[From Bill Powers (2004.12.15.0450 MST)]
Note to Fred Nickols:
In your interchange with Martin Taylor, you understood the word "integrate"
differently from the way it was intended. The sense you used was that of
organizing into a whole, bringing together, which is the way neurologists
use the term. Martin meant the mathematical sense, which is "accumulation."

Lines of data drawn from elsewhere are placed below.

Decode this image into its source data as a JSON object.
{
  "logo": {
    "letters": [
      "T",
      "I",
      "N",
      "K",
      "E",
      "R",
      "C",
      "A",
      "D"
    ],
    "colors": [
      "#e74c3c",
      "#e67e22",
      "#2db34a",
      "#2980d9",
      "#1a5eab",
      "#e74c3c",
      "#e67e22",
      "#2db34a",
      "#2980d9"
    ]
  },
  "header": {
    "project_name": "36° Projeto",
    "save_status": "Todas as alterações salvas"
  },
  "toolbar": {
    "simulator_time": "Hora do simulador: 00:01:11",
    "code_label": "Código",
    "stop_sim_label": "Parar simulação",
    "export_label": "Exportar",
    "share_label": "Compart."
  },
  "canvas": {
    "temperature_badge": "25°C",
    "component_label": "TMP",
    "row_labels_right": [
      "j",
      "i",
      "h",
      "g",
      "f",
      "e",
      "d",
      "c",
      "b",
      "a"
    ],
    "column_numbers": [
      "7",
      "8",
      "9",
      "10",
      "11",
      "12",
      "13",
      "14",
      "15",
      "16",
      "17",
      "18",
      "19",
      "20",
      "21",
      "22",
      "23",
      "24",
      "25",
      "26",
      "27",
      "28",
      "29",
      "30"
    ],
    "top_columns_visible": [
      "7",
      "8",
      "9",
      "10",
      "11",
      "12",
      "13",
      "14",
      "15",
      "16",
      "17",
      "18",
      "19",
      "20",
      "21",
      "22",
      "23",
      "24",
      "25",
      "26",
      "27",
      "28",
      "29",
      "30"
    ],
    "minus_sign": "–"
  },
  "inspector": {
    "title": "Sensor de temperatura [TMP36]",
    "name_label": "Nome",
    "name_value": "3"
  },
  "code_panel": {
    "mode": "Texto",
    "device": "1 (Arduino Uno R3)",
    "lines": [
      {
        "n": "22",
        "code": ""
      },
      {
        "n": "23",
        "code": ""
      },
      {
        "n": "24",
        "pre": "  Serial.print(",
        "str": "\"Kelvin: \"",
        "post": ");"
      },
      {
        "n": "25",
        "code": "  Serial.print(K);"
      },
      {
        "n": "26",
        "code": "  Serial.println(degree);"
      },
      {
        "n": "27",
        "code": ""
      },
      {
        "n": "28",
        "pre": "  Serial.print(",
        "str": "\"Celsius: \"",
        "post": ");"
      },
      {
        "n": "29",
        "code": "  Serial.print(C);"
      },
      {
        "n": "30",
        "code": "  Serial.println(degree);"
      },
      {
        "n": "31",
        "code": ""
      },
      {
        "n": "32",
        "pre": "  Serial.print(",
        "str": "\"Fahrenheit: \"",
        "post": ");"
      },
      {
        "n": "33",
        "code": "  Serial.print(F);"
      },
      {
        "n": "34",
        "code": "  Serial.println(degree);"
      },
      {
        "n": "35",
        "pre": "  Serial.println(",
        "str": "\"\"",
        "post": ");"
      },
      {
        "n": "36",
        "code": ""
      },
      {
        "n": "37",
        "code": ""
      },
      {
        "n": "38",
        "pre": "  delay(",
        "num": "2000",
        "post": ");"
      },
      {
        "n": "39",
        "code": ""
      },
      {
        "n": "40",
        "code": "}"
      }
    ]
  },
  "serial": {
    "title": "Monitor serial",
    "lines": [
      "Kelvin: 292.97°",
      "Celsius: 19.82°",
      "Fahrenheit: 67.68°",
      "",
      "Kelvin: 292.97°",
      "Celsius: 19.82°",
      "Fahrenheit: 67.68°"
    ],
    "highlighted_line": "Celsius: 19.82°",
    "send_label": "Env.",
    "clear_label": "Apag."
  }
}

The output function integrates the error signal to produce the output
quantity, so if a constant error signal exists, the output quantity keeps
getting larger as time passes -- faster if the error signal increases,
slower if it decreases, and in the opposite direction if it reverses. Think
of the error signal as a stream of water from a spigot, and the output
quantity as the level of water in a bucket under the spigot (positive
values of error only in this case). The rate of rise of the water level is
proportional to the magnitude of the water flow, and the amount of water in
the bucket is the accumulated flow since the time the flow started (or the
bucket was last emptied). That is "integration" in the mathematical sense:
Accumulation.
Best,
Bill P.
PS. A friend sent this bit of wisdom:
···
From: "Randy and Kathy Fischer" <karand@frii.com>
>Date: Tue, 14 Dec 2004 14:59:22 -0700
>
> U.S. Election Analysis
>In Two Sentences
>
>The Democrats' mistake was thinking that a disastrous war and national
>bankruptcy would be of concern to the electorate.
>
>The Republicans saw, correctly, that the chief concern of the electorate
>was to keep gay couples from having abortions.